Ford made an offer for Jaguar stock in 1989. It was placed in Premier Automotive Group when it was formed. After acquiring Land Rover, Ford marketed Jaguar and Land Rover together and sold them off in 2008.

===Land Rover===
Ford acquired Land Rover from BMW in 2000 after the break-up of the former Rover Group. On 18 September 2006, Ford announced the purchase of the rights to use the Rover name. BMW had licensed the Rover name to MG Rover Group from 2000 until 2005, when MG Rover collapsed after a failed merger with SAIC. As part of Ford's initial purchase of Land Rover, Ford had the first option to purchase the Rover name if MG Rover Group ceased trading. Ford did not plan to use the name in production, instead buying it merely to protect their use of the name Land Rover.

Ford sold Jaguar and Land Rover to Tata Motors in March 2008 for £1.15 billion. As part of Ford's sale of Jaguar and Land Rover to Tata Motors, the defunct Rover brand name was included, as well as the Daimler and Lanchester marques.

===Volvo Cars===
Ford acquired Volvo's automotive division in 1999, and Volvo's commercial vehicles division became a separate company — the two sharing symbols and trademarks.

With Volvo engineers, Ford was able to adapt Volvo's Haldex AWD to Ford models as well as adapt the Volvo P2 Platform to its D3 and D4 Platforms — used for the Ford Five Hundred, Taurus X, Flex and Explorer as well as the Lincoln MKS, MKT.

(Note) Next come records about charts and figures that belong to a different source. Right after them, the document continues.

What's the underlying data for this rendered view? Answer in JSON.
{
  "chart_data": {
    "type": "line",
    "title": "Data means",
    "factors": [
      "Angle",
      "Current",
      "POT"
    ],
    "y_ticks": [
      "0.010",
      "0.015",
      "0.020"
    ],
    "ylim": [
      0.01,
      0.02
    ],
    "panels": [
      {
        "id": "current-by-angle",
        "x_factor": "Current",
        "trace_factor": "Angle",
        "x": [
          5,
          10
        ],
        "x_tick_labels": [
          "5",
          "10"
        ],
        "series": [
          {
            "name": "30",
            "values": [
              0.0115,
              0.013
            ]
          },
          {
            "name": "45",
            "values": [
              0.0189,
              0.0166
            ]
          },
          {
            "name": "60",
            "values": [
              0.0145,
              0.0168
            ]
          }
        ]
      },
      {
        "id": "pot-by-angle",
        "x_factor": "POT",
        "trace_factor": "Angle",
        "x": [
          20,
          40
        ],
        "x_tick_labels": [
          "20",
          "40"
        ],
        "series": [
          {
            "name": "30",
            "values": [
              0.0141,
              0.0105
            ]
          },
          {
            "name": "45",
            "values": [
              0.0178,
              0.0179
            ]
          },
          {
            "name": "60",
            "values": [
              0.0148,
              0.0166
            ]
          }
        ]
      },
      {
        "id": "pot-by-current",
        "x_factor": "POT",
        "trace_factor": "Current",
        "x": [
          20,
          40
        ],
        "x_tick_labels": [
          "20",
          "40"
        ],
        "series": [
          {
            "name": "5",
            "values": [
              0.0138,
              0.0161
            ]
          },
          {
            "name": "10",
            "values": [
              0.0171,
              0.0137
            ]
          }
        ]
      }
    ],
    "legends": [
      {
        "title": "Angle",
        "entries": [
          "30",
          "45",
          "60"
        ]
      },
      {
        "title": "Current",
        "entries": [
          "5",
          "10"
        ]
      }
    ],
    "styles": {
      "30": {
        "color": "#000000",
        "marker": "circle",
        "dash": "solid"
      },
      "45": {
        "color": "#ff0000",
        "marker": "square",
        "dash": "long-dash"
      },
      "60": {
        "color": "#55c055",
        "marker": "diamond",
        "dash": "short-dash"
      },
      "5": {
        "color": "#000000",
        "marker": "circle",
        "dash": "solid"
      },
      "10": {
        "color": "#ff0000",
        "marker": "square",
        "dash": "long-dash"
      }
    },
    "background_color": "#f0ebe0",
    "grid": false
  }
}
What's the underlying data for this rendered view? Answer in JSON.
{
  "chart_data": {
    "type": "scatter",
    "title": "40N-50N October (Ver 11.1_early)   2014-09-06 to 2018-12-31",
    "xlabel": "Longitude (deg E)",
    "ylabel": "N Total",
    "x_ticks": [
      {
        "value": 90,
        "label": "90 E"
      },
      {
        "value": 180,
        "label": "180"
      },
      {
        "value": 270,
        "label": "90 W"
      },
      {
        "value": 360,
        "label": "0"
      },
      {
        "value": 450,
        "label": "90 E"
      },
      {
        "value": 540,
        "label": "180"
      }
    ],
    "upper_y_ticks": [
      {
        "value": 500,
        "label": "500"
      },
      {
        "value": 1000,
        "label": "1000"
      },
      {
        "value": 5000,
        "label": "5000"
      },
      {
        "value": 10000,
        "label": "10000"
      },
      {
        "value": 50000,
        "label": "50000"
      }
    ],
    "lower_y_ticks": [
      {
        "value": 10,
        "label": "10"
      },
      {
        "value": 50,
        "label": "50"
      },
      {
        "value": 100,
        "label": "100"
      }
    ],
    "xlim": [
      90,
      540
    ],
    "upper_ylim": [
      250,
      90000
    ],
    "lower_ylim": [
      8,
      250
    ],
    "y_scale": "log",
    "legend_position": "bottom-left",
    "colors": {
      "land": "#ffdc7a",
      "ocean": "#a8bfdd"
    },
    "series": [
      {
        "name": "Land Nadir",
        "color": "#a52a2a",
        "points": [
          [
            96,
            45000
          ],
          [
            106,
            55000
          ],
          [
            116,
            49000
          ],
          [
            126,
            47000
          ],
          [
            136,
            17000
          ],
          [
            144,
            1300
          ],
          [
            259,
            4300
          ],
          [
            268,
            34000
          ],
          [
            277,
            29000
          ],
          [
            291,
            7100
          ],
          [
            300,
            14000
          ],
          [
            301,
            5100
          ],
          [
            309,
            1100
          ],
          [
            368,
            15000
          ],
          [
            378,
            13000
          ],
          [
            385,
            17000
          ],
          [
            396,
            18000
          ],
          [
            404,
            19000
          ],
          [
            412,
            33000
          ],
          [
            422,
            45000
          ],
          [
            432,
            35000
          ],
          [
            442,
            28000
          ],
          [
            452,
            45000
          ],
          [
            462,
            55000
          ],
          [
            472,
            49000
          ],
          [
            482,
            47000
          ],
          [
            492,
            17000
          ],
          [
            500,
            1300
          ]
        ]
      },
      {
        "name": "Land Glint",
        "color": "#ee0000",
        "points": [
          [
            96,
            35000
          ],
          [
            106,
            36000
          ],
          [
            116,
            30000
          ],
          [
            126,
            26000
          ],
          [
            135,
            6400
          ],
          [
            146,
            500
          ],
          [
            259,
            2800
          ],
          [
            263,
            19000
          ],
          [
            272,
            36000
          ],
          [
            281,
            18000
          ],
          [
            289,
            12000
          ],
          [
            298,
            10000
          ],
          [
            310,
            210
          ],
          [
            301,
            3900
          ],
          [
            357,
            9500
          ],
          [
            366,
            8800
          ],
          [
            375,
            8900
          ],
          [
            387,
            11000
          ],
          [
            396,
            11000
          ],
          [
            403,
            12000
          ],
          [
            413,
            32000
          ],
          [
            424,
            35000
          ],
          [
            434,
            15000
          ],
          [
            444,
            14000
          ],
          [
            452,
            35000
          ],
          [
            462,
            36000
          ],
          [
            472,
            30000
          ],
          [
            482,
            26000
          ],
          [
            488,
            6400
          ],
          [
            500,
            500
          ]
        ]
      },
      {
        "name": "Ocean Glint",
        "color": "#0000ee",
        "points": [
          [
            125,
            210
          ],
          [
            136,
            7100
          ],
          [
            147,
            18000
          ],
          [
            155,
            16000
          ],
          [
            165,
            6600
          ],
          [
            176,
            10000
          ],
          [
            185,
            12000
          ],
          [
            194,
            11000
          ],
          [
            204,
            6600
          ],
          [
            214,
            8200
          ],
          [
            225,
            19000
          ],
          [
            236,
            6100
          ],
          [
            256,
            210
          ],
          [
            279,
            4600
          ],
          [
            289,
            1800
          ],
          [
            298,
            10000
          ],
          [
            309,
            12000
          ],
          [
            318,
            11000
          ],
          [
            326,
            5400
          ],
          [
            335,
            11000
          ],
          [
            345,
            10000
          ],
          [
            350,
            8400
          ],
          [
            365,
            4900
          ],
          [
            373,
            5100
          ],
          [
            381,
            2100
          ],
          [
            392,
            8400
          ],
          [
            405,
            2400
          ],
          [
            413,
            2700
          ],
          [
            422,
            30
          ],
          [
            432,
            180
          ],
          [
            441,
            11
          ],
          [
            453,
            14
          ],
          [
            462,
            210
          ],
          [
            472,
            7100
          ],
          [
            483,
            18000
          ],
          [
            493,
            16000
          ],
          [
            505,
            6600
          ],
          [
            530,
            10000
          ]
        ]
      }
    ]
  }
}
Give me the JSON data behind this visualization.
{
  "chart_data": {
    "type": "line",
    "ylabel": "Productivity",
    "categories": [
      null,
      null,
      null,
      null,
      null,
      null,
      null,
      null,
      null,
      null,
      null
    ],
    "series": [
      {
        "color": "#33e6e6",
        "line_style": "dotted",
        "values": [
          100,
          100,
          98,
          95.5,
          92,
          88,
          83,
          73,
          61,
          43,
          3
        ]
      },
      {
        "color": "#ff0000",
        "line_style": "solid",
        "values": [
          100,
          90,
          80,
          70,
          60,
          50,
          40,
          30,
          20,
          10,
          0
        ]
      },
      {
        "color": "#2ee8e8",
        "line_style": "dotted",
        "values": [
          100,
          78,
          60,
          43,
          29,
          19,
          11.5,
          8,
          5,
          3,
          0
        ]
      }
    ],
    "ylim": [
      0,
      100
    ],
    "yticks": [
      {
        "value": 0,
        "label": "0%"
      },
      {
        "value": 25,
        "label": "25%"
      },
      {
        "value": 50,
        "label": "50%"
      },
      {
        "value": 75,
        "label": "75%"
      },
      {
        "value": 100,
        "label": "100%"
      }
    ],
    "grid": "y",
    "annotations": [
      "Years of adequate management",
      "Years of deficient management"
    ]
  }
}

Volvo engineers incorporated numerous Volvo safety innovations in to these vehicles including a bolt-in hydroformed cross-car steel beam between the B-pillars directly below an identical reinforced roof crossbeam above the B-pillars, to channel impact forces around the passenger compartment. Ford marketed the system as its SPACE Architecture (Side Protection and Cabin Enhancement), what Volvo called its Side Impact Protection System (SIPS). Front frame rails were redesigned to better absorb impact forces, and Volvo also co-engineered collapsible steering columns and roof-mounted airbags.

Initially, Ford achieved only a tepid market with its D3 vehicles, though after the PAG group divested itself of Volvo, the Fifth Generation Explorer enjoyed broad market success.

Geely was reported to have approached Ford in mid-2008 about a possible takeover of Volvo Cars. On 28 October 2009, Ford named Geely the preferred buyer of Volvo Cars. On 23 December 2009, Ford confirmed that all substantive commercial terms for the sale to Geely had been settled. Geely signed a deal with Ford to acquire Volvo Cars for $1.8 billion on 28 March 2010 and closed the deal on 2 August 2010.